歳を重ねてもなお、品を感じさせる女性だった。

70代。

約一月前から抱える痛みを、静かに語られた。

帯状疱疹を発症したのは、忙しい年始を過ぎたころの1月後半。
疲れとともに発生した発疹は、1週間ほどで治まってきた。

しかし痛みが残ってしまった。そして西洋薬を服用しても取れることがない。

患部を見させていただいた。
治まったと言われた皮膚表面には、まだ治りきらない瘢痕が残っていた。

ご家族のために体調を押して年末・年始を過ごされたのだろう。
誇張せず控えめに語られてはいるが、その分痛みの程度は強いものと推測できた。

この場合、まずしなければいけないのは、虚・実の判定である。

それを色々な角度から診ていく。
食欲はある。お腹もすくし、ちゃんと食べられている。
身体細く、小柄である。
患部を冷やすと痛みが強くなる。
若い頃は冷え性だったが、近年は夜間に手足が熱くなる。

これらの情報は、一般の方から見たら、荒唐無稽なものに見える。
しかし帯状疱疹後神経痛を改善する上で、重要な情報である。

配分が的確だったことは、14日後の来局時にわかった。
笑顔で来局されたことが、とても嬉しかった。

一月でだいぶ良くなった。
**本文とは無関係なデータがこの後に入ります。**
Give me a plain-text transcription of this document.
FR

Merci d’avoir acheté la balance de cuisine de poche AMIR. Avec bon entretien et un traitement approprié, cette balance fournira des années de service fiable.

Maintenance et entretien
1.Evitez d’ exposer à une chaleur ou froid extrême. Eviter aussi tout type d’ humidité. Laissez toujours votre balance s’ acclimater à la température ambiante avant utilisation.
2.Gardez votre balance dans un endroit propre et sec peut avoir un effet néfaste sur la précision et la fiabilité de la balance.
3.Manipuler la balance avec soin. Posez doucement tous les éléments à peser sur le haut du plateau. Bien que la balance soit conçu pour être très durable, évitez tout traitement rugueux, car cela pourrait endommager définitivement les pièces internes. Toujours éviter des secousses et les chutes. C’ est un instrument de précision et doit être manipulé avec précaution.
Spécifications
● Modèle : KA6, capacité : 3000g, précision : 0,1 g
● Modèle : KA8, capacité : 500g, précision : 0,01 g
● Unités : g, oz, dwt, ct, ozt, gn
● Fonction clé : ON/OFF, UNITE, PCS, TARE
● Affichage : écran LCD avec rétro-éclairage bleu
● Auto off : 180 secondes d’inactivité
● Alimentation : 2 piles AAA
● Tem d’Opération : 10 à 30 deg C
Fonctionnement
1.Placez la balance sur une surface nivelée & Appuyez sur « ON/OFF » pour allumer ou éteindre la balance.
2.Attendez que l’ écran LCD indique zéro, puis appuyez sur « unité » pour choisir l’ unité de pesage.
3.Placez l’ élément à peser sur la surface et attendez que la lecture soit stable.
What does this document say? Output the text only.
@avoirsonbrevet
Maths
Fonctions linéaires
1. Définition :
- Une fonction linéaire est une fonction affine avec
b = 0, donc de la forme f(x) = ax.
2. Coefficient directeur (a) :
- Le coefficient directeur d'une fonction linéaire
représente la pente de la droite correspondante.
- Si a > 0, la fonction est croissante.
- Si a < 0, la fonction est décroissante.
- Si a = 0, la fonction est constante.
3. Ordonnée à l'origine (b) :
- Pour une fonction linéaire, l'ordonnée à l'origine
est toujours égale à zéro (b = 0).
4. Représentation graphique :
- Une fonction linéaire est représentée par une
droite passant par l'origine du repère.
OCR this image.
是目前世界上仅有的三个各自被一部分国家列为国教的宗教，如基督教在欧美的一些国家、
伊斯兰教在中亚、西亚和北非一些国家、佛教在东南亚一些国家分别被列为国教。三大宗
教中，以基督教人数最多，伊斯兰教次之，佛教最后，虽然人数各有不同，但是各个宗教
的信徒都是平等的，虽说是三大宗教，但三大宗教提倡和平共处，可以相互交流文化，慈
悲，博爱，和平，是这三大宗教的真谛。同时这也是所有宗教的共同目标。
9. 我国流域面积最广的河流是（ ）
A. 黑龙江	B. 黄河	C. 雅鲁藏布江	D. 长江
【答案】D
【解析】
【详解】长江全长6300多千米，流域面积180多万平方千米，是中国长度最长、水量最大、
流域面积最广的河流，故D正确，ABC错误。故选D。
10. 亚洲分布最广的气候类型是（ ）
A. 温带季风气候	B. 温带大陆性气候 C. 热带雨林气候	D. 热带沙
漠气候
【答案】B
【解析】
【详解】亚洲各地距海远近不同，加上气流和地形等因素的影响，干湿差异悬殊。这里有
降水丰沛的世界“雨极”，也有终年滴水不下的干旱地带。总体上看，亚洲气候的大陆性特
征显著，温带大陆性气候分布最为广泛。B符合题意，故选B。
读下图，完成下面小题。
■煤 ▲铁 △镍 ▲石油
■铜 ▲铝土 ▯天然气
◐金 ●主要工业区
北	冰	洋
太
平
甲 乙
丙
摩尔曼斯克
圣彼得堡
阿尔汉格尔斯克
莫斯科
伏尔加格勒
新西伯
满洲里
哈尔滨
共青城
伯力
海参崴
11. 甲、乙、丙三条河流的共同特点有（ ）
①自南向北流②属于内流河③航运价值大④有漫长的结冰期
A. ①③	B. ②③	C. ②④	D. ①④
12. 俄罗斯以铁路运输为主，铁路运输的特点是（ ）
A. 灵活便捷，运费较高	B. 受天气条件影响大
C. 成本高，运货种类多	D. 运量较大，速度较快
二月後には患部に引きつりを感じるのみになった。

漢方治療中に体調が良くなると、気持ちが晴れやかになり、
しばしば見違えるような笑顔を見せてくれることがある。

この方には初診時、品の中に沈むような気落ちがあった。
しかしこの頃には、品の良さが花開いていた。

三カ月後、痛みが完全に消失。
私は配薬を検討したが、服用していると体調が良いという本人の希望で、今も少しづつ投薬を続けている。